101arrowz commented 3 years ago

This is intended behavior. fflate does not use a temporary buffer during compression, so an input chunks maps to an output chunk in the DEFLATE stream, always. In other words, each push() carries a 5-byte overhead. Moreover, it's nearly impossible to compress a 16 byte chunk effectively.

The solution is to store an array of Uint8Array chunks, then concatenate and push when you reach a reasonable block size (say 64kB). In this test case, just use larger chunks than 16 bytes. Hope this makes sense! Let me know if you have any other questions or if I can close the issue.

xqdoo00o commented 3 years ago

OK, I know. no other questions

xqdoo00o commented 3 years ago

Sorry, but I finally thought this could be a bug. In my case, the chunk size is not controllable, we can't ask our customer to change chunk size to suit the product.😂

101arrowz commented 3 years ago

Maybe you could create a wrapper class and serve this to your client instead?

class Deflate extends fflate.Deflate {
  _chunks = [];
  _chunkSize = 0;
  push(data, final) {
    this._chunks.push(data);
    const newChunkSize = this._chunkSize + data.length;
    if (newChunkSize > 16384 || final) {
      let buf = data;
      if (this._chunkSize) {
        buf = new Uint8Array(newChunkSize);
        let offset = 0;
        for (const chunk of this._chunks) {
          buf.set(chunk, offset);
          offset += chunk.length;
        }
      }
      super.push(buf, final);
      this._chunks = [];
      this._chunkSize = 0;
    }
  }
}
xqdoo00o commented 3 years ago

this could be a resolution, the same file console result is stream Deflate length 928998,still 30% bigger than normal size but it could as fast as normal

101arrowz commented 3 years ago

Sorry, I made a mistake in the above code. This is the code you should use for maximum performance and good compression ratio.
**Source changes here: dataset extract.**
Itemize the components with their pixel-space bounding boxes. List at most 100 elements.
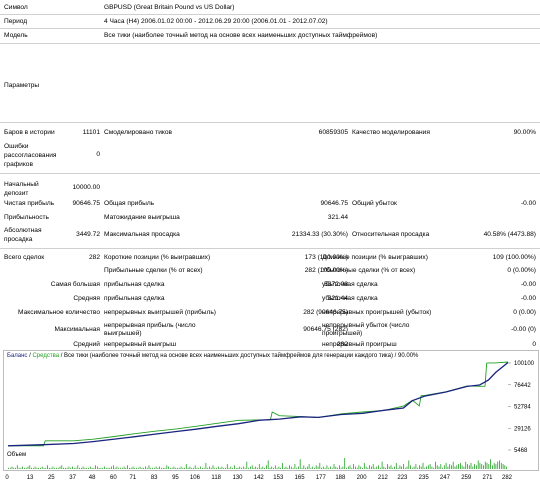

class Deflate extends fflate.Deflate {
  _chunks = [];
  _chunkSize = 0;
  push(data, final) {
    this._chunks.push(data);
    const newChunkSize = this._chunkSize + data.length;
    if (newChunkSize > 262143 || final) {
      let buf = data;
      if (this._chunkSize) {
        buf = new Uint8Array(newChunkSize);
        let offset = 0;
        for (const chunk of this._chunks) {
          buf.set(chunk, offset);
          offset += chunk.length;
        }
      }
      super.push(buf, final);
      this._chunks = [];
      this._chunkSize = 0;
    } else this._chunkSize = newChunkSize;
  }
}
101arrowz commented 3 years ago

@xqdoo00o I'm going to close this for now, since the above code fixes your problem (let me know if it doesn't, it works on my end).